Come vivi i rapporti con i tuoi colleghi?
«Ognuno vive la pedana a modo suo. La cosa importante è che ci sia sempre rispetto per l’avversario. Una volta un atleta inglese ha commesso una grave scorrettezza nei miei confronti, ma io dovevo pensare alla mia gara. Poi è chiaro che dopo la competizione non vado a sedermi con lui. Allo stesso modo puoi trovare la persona che non ti aspetti: un anno e mezzo fa ho fatto una gara in Giappone andata molto male, ero sotto un treno e un altro atleta, che era andato bene, mi ha voluto offrire una cena in un bellissimo ristorante. Abbiamo parlato di noi, rimanendo fuori dallo sport. Vivo questo ambiente un po’ come la mia vita di tutti i giorni, dove ho pochi amici, ma buoni».
Cosa ti ha spinto a iscriverti alla Luiss?
«In passato ho frequentato Lettere e Filosofia a Torino. Durante il secondo anno mi sono trasferito a Birmingham e, non riuscendo a conciliare studio e sport, ho mollato. Ho sempre letto, mi tengo informato: saranno cinque anni che ascolto ogni mattina la rassegna stampa di Radio radicale. Quando ho scoperto questo progetto, anche grazie a Filippo Tortu, mi sono subito interessato. La facoltà di Scienze Politiche, specie per quello che riguarda materie come la sociologia e l’ambito delle istituzioni, credo possa essermi molto utile».

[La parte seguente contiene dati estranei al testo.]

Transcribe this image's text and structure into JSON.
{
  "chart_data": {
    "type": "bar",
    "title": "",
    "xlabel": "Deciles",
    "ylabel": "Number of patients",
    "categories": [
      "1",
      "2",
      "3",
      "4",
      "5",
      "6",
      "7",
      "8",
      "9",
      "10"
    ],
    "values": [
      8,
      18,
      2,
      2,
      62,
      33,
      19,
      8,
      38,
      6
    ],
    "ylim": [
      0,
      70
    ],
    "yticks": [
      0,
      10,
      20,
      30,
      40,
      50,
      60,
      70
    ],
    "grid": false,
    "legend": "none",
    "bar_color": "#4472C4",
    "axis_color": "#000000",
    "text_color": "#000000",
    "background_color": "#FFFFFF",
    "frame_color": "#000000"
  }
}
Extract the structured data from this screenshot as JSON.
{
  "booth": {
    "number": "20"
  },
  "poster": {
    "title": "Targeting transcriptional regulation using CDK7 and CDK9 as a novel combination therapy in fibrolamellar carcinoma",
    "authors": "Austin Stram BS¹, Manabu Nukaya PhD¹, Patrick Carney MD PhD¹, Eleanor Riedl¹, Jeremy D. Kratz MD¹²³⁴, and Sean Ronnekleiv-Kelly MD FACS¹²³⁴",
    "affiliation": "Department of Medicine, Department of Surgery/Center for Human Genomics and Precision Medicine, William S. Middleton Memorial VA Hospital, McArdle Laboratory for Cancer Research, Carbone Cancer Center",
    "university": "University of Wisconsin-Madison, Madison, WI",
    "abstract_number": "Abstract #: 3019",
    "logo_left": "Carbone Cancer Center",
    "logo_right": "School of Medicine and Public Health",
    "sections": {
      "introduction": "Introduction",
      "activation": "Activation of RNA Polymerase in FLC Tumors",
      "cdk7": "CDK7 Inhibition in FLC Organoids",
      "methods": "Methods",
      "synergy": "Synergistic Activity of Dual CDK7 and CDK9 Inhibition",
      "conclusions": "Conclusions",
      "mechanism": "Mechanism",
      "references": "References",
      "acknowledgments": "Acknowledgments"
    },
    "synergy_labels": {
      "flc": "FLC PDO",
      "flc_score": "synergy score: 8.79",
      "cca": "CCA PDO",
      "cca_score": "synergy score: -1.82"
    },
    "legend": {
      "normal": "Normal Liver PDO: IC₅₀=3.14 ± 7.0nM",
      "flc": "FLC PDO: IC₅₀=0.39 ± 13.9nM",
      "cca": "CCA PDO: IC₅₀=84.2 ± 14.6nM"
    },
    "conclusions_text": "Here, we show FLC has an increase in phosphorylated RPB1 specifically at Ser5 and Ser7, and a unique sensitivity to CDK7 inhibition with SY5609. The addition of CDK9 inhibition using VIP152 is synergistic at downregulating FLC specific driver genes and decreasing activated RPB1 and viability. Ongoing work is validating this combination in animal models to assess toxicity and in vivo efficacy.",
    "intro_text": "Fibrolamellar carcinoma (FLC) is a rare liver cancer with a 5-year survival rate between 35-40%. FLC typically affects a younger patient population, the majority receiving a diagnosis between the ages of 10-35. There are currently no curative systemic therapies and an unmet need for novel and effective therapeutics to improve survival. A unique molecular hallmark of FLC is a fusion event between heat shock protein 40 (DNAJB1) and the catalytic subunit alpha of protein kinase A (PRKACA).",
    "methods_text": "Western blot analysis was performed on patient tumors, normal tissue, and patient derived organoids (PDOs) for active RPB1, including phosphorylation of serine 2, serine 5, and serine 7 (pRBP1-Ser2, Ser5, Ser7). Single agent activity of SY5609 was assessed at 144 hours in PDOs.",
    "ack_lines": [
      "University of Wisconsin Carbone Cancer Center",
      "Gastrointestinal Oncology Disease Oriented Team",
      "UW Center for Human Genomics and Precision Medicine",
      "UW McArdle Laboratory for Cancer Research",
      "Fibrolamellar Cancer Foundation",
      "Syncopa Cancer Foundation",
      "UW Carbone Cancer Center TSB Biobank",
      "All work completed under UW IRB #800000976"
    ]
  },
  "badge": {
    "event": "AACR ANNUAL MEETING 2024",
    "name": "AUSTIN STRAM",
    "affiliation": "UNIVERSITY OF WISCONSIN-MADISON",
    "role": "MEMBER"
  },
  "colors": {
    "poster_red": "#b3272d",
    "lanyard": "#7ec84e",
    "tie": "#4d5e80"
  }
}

Dove ti vedi fra dieci anni?
«Magari farò l’ambasciatore o finirò ad allenare, cosa molto probabile. Lo sport mi ha dato tantissimo a livello umano e vorrei riuscire a restituire questo agli altri. Preferirei allenare i ragazzini di 16 – 17 anni, dando loro una mano a crescere, piuttosto che seguire un professionista che vince una medaglia. Se riuscissi a rendere alla società quello che l’atletica mi ha insegnato, cioè la sicurezza nei miei mezzi, l’indipendenza e la capacità di prendere decisioni, mi sentirei soddisfatto. Farò ciò che mi sentirò di fare: la porta è aperta a tanti scenari».